After all, even Dickens adapted his descriptions of disabled people after having been told off by a lady of restricted growth, who threatened legal action. Dickens wrote back, apologising profusely. ‘I am most exceedingly and unfeignedly sorry to have been the unfortunate occasion of giving you a moment’s distress.’ In response, in Our Mutual Friend he created Jenny Wren — a woman with scoliosis and restricted growth who coped with the social and physical adversity of her condition.

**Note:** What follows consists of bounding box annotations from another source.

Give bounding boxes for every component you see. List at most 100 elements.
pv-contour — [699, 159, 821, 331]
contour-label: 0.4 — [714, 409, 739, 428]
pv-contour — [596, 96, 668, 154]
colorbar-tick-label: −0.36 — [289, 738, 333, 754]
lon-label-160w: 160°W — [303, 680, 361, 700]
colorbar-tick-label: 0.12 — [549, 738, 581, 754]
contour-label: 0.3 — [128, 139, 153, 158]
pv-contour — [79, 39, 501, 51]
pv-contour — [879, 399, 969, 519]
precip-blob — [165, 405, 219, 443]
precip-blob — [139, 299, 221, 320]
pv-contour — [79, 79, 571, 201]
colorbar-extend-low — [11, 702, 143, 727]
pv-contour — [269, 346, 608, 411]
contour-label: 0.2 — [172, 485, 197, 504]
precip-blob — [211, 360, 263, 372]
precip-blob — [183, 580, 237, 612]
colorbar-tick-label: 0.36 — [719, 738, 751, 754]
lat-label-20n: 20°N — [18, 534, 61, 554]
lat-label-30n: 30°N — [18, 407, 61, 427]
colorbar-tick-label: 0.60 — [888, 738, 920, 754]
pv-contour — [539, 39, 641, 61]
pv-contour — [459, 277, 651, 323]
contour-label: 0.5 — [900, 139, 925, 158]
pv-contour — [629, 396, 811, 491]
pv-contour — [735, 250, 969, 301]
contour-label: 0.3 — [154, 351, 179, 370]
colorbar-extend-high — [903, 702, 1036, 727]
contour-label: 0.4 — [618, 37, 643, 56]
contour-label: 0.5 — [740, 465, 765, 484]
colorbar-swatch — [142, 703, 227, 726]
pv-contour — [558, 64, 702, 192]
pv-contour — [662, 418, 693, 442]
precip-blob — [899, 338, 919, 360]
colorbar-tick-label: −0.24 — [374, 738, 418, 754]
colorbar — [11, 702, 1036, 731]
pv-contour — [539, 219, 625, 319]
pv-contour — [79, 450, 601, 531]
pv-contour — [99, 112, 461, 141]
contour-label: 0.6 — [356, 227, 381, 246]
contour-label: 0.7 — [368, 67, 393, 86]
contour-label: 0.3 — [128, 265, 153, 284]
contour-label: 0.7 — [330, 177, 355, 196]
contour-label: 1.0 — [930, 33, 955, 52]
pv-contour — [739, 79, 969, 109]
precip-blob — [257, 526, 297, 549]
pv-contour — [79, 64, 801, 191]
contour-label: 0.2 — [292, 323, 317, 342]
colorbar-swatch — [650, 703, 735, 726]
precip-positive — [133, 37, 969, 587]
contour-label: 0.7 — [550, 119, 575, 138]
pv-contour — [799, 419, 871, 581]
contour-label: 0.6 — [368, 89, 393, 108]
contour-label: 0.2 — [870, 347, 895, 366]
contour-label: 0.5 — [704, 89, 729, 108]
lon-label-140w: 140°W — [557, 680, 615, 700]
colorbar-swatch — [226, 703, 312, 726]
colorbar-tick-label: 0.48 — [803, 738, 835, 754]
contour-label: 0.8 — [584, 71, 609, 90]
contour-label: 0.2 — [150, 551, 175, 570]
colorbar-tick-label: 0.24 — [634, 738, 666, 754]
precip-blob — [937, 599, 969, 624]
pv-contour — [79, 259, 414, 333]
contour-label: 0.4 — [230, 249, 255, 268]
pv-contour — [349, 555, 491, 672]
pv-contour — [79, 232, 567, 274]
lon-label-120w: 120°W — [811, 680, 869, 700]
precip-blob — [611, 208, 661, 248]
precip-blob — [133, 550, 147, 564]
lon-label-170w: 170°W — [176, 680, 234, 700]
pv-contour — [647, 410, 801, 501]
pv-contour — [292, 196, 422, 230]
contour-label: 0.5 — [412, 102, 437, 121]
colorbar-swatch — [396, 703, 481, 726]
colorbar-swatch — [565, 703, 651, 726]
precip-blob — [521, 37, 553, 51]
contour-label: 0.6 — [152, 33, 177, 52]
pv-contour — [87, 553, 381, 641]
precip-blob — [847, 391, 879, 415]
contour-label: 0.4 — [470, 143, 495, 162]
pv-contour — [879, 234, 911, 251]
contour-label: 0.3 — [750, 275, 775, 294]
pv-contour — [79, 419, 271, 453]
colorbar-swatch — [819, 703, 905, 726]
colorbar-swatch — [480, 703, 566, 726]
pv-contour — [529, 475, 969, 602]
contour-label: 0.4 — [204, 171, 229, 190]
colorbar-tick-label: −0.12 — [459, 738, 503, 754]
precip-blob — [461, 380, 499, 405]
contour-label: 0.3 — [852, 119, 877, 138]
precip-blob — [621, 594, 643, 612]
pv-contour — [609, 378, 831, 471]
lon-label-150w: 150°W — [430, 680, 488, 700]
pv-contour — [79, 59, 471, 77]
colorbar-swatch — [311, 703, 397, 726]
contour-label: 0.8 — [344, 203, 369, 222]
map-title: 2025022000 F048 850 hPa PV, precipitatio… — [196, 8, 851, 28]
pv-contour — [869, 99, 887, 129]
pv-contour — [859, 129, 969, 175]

So while we absolutely can and should enjoy A Christmas Carol for its brilliant fantasy and description, and we should have concern for the most vulnerable people in society, the pity angle, or even the superhuman angle, are unnecessary in this day and age. While Tiny Tim may be for ever in our hearts, perhaps current-day emblems of disability should be kids who’ve got their first bendy artificial leg, or have simply had a ramp put in at the local train station so it is easy to get to town. It probably doesn’t make great drama, but it does make things more realistic.

At the end of The Man Who Invented Christmas, the character of Charles Dickens says to his assembled family gathered around the Christmas tree, ‘In the season of Hope, we will shut out nothing from our fireside and everyone will be welcome. Merry Christmas, one and all.’ And God bless every Tiny Tim, without the package of pity.